Add to an existing project
npm install --save-dev taqwright

8. Final verification

Run the built-in doctor — it re-checks everything above in one go:

npx taqwright doctor

Expected output:

taqwright doctor (v0.0.1)
  [ok] Node.js >= 24  — v24.15.0
  [ok] adb (Android SDK)  — on PATH
  [ok] ANDROID_HOME (Appium adb lookup)  — ANDROID_HOME=~/Library/Android/sdk
  [ok] xcrun (Xcode CLT)  — on PATH
  [ok] Xcode (full, for XCUITest)  — Xcode 16.2 (/Applications/Xcode.app/Contents/Developer)
  [ok] ffmpeg (iOS-sim video)  — on PATH
  [ok] iOS simulator (WDA target)  — 8 available (latest iOS 18.2)
  [ok] java (JDK for UiAutomator2)  — on PATH
  [ok] JAVA_HOME (UiAutomator2 JDK)  — JAVA_HOME=/Library/Java/JavaVirtualMachines/temurin-21.jdk/Contents/Home
  [ok] Appium (test server)  — on PATH (v3.x.x)
  [ok] Appium drivers  — uiautomator2, xcuitest
What you'll actually see varies by platform — that's expected. The xcrun / Xcode / ffmpeg / iOS simulator lines are macOS-only (skipped entirely on Linux/Windows). A [warn] is a soft heads-up, never a hard failure — e.g. ffmpeg and iOS simulator only matter if you record iOS-simulator video, and a single missing Appium driver is fine if you don't test that platform. Only [error] (e.g. Node < 24) blocks you.

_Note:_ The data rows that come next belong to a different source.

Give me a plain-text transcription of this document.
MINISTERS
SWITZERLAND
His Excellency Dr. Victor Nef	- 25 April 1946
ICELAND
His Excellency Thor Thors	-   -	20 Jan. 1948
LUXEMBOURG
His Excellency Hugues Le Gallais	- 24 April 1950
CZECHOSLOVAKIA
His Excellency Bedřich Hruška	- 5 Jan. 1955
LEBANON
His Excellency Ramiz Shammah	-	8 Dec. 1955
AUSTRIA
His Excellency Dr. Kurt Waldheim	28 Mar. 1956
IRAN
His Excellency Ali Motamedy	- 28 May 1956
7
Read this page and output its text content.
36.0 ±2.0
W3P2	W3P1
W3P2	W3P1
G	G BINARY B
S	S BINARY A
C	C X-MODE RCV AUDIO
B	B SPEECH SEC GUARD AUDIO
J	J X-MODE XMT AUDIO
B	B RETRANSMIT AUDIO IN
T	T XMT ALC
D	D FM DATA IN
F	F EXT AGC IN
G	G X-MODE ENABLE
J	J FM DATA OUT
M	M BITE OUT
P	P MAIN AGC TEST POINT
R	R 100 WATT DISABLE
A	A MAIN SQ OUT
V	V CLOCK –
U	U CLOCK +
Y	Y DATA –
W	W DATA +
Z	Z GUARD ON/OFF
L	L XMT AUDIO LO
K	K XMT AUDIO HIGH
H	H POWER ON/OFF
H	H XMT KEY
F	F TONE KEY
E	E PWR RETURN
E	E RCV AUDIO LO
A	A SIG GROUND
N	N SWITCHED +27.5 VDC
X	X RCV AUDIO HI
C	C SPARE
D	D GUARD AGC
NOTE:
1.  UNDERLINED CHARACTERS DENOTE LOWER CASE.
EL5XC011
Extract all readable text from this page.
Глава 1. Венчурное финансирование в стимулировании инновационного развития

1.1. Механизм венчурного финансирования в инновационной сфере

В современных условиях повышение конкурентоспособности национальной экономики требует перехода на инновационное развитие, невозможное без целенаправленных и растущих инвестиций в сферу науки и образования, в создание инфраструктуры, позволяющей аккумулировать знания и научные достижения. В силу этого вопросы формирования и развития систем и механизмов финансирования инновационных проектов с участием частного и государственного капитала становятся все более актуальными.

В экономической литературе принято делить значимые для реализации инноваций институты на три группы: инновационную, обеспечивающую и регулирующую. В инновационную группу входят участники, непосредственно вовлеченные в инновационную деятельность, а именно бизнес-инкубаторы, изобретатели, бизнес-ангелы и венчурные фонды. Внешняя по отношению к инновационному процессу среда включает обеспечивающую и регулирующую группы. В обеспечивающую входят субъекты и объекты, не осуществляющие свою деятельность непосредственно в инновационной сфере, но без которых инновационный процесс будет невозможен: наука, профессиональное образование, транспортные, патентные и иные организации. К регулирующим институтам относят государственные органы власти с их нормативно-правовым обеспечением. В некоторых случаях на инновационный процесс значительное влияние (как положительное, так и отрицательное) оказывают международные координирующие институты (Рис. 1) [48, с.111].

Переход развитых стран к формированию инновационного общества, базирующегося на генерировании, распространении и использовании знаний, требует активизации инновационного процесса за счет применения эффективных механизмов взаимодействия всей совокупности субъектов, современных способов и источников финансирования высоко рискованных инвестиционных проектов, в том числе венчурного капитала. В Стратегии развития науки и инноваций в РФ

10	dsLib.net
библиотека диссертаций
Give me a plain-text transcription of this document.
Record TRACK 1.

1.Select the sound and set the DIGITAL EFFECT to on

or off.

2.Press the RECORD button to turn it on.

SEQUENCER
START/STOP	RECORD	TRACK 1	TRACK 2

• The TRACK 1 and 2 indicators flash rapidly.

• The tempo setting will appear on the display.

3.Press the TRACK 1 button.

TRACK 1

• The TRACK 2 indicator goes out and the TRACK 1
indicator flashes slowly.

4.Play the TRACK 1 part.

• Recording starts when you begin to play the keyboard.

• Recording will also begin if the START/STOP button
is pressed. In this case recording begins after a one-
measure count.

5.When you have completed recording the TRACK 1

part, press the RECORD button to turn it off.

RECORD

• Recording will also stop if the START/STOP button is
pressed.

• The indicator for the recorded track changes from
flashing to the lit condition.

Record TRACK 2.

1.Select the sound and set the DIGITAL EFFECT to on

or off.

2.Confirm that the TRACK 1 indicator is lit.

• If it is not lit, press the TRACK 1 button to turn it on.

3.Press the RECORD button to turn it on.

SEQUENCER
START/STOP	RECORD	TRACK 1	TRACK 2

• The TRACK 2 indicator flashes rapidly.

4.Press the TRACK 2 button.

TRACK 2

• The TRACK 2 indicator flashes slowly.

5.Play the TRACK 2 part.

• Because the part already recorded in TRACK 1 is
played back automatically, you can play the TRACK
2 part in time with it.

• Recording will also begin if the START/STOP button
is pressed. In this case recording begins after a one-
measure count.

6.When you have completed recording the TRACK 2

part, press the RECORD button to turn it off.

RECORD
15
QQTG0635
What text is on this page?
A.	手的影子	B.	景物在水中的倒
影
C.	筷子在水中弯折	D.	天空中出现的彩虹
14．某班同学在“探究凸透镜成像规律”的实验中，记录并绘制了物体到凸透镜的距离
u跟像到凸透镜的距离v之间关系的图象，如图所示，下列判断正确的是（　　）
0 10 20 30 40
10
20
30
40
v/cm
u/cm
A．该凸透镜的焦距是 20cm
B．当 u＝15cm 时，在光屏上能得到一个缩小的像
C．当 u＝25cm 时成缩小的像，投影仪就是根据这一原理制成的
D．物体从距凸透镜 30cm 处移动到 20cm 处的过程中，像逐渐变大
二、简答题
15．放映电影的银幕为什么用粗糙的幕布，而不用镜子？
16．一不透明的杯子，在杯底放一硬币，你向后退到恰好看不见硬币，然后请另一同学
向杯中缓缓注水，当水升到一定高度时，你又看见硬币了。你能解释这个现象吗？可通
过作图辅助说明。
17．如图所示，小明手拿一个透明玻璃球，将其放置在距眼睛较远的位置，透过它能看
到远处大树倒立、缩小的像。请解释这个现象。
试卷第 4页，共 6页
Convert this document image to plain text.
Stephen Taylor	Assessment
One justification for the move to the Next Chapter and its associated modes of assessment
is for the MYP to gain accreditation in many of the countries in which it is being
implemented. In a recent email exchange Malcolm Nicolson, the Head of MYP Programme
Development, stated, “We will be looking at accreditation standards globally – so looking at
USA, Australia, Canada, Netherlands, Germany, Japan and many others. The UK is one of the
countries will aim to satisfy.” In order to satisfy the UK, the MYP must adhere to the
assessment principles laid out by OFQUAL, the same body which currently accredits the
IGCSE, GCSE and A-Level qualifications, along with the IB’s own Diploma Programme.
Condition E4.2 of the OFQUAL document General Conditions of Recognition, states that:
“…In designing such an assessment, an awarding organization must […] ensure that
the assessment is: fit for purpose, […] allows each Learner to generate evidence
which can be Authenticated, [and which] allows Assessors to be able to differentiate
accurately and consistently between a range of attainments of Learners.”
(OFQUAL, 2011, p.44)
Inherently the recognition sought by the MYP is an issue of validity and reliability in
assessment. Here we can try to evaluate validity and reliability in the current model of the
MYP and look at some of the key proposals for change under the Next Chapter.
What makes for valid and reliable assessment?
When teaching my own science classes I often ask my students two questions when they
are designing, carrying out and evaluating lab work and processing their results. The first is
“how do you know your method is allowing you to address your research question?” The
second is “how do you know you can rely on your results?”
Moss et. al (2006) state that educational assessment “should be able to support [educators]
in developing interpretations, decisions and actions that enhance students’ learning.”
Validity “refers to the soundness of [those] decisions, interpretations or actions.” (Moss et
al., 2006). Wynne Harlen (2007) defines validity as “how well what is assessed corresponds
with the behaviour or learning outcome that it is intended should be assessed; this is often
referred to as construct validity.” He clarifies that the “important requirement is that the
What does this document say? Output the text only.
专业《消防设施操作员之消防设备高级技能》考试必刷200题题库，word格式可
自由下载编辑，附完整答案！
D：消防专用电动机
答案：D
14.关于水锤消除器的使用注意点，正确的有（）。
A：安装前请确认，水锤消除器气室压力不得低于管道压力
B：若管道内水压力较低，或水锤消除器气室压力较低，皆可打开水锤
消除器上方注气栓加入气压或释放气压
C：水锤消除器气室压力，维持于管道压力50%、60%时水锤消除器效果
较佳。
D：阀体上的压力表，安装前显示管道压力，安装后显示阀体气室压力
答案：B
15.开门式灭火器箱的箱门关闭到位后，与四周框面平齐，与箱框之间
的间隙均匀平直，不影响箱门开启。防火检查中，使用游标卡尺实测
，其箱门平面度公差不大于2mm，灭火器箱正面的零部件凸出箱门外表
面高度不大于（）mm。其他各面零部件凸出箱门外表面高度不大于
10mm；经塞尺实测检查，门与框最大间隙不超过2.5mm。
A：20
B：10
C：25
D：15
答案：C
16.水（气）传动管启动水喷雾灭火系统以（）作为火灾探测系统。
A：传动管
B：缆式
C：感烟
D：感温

List what taqwright can see:

npx taqwright devices

Example output:

Android (adb + emulator):
  Pixel 7 API 34  emulator-5554  (booted, Android 14)
  Pixel 6 API 33  avd:Pixel_6_API_33  (shutdown)

iOS Simulators (xcrun simctl):
  iPhone 16  1A2B3C4D-5E6F-7A8B-9C0D-1E2F3A4B5C6D  (booted, iOS 18.2)
  iPhone 16 Pro  9F8E7D6C-5B4A-3210-FEDC-BA9876543210  (shutdown, iOS 18.2)

Every created emulator / simulator is listed with its state(booted, …) if it's running, (shutdown) if it exists but isn't started. A shutdown Android AVD shows an avd:<name> id (use it to boot the emulator); a running one shows its live emulator-5554 serial. Connected physical devices appear here too. If doctor all passes and devices lists something, you're ready to write your first test — boot a shutdown device first (e.g. emulator -avd Pixel_7_API_34 or xcrun simctl boot "iPhone 16").

Stuck? Most setup failures fall into three buckets:
  1. ANDROID_HOME not set — the shell can find adb but appium can't find the rest of the SDK. Add the exports from step 4 to your shell rc.
  2. Wrong Node versionnode -v shows v22 or older. Re-run nvm use 24 (or check your fnm setup) — restart the shell if needed.
  3. Appium 2 leftoverappium --version prints 2.x. Uninstall the old one (npm uninstall -g appium) then re-run step 2.